Because there are so many different facets of the Stuff problem, they can all merge together to form a tangled mass as daunting as that island of plastic floating in the Pacific Ocean. (p. 175-176)
–Her realization that the Hell Room was not an island, entire of itself, but part of the main:
The next morning I woke up on fire. I had come at last to the realization many doctors already know: every part of the patient is connected to every other part of the patient. I was dismayed to realize that my prior one-room approach wasn’t cutting it. I was going to have to approach my house holistically. I saw it all very clearly: the pantry, the guest room, the front room, the Hallway Room, the Hell Room–they all existed like dominoes: where one went, the rest followed. (p. 236)
–And lastly, when Schaub weaves strips of many treasured items of clothing into her “autobiography rug” at her weeklong summer weaving workshop:
It felt wonderfully therapeutic to work with these fabrics that clearly had a lot of metaphoric significance for me and transform them. I couldn’t hold on to everything forever–no one can–but I could take these bits that I still had and make something useful and beautiful with them. I couldn’t keep everything. Couldn’t know what had happened to the things that went missing. But I could do this. (p. 223)
Early on Schaub tells us she’s been to art school and has degrees certifying her as “an Official Creative Person,” which explains her urge to collect materials with any potential for art and craft projects. It’s only during this week at the weaving studio, however, that we get to see her create something.
Up to this point we see her collect and keep items in their original state: mementos, which help her recall her past, and supplies, which have potential for future artworks and craft projects. It was interesting to see her engage directly with her stuff: interpret it, take control of it, and actively design it into something combining her past, her present, and her future that was dynamic and inclusive.
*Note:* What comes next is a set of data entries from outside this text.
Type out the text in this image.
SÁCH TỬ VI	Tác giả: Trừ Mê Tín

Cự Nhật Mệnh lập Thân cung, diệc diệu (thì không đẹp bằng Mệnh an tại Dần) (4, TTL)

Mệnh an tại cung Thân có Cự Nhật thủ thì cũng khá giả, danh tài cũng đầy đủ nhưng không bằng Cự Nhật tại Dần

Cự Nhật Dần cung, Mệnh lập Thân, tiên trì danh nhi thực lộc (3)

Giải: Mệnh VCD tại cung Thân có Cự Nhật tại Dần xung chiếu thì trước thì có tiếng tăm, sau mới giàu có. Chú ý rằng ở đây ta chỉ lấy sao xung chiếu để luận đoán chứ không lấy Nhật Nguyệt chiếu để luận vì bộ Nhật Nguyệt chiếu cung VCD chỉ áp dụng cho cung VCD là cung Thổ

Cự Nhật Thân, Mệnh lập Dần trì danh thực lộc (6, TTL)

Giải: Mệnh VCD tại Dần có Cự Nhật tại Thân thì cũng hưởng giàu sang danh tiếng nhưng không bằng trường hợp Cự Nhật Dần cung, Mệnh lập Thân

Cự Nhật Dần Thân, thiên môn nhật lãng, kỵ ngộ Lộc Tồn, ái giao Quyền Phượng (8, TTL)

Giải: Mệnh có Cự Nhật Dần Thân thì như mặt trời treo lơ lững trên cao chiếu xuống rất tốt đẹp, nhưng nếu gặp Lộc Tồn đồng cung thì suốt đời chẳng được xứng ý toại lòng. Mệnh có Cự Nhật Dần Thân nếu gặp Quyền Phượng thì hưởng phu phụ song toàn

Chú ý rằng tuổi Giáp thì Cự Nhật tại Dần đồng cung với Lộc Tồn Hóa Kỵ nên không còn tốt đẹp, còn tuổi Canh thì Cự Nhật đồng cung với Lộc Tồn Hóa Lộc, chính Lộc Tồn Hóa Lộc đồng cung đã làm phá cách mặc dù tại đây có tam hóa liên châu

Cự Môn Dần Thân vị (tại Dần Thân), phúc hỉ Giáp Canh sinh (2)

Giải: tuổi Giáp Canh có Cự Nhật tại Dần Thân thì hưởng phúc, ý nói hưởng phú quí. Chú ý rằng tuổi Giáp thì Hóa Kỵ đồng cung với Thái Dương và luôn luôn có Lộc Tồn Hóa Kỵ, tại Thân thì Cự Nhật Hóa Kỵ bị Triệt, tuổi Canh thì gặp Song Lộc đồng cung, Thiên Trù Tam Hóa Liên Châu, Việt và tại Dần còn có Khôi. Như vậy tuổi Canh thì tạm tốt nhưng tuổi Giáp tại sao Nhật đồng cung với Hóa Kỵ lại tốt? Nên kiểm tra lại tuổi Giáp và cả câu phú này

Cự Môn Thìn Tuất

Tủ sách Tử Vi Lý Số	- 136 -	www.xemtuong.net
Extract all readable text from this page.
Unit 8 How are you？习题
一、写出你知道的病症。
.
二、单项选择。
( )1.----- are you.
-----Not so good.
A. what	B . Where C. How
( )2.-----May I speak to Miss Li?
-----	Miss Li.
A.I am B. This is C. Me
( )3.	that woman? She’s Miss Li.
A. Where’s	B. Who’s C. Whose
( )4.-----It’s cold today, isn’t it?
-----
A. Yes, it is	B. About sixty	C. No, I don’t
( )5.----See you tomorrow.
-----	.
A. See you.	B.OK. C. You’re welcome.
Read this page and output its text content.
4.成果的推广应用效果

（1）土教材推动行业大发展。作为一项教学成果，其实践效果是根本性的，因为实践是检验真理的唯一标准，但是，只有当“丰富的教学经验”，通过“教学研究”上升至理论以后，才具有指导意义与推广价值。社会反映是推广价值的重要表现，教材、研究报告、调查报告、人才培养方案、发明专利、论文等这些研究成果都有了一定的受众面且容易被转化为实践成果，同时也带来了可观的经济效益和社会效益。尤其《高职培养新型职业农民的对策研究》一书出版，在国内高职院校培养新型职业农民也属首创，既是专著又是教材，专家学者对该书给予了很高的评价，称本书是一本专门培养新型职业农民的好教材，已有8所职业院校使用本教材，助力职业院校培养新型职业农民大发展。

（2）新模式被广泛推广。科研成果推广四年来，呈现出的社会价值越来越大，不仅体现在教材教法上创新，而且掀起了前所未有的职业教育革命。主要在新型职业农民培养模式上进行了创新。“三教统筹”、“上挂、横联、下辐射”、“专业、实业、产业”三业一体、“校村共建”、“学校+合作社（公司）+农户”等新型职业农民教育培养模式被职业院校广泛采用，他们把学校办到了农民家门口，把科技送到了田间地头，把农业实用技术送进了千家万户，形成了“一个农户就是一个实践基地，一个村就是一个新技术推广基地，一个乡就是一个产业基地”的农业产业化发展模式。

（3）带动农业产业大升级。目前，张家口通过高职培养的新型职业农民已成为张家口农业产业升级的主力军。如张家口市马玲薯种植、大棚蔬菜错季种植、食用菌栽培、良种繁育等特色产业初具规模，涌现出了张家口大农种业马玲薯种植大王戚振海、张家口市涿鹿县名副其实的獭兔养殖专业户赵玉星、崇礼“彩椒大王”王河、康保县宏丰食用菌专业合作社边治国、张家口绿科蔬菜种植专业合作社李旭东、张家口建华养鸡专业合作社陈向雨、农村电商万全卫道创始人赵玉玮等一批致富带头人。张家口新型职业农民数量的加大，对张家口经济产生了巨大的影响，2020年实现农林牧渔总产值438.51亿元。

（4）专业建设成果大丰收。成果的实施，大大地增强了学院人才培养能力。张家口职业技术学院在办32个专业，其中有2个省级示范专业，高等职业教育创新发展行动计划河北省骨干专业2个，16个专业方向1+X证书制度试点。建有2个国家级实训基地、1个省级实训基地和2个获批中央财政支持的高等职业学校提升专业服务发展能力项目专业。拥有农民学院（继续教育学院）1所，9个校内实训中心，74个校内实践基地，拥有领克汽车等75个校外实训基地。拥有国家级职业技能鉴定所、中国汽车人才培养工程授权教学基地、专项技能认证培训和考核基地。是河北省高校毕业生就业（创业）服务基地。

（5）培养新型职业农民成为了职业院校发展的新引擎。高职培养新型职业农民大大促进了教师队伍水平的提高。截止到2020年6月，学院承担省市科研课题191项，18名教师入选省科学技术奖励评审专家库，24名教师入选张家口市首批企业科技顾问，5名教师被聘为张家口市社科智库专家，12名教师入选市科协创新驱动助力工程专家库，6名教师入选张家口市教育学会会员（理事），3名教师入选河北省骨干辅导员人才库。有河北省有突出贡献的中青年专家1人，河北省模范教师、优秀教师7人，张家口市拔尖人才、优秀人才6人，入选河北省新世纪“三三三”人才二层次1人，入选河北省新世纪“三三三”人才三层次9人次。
Making the autobiography rug struck me as the type of creative experience Eve Schaub could repeat endlessly as a way to express the “me” she is so fearful of losing and also to intelligently, sensitively edit the flow of physical life. If she can avoid getting caught in the deadly undertow of Stuff, maybe she can ride that powerful wave instead.
For inspiration she might want to check out the work of Emily Adams Bode, a fellow “official creative person” (Parsons), who merited a story in July 13’s New York Times “Styles” section. Described by the Times as a “millennial men’s wear designer with the work ethic of a midcentury dressmaker,” she’s turning textiles such as century-old quilts, 1930s dress fabrics, and souvenir tablecloths into jackets, shirts and pants that are useful, beautiful–and simply delightful.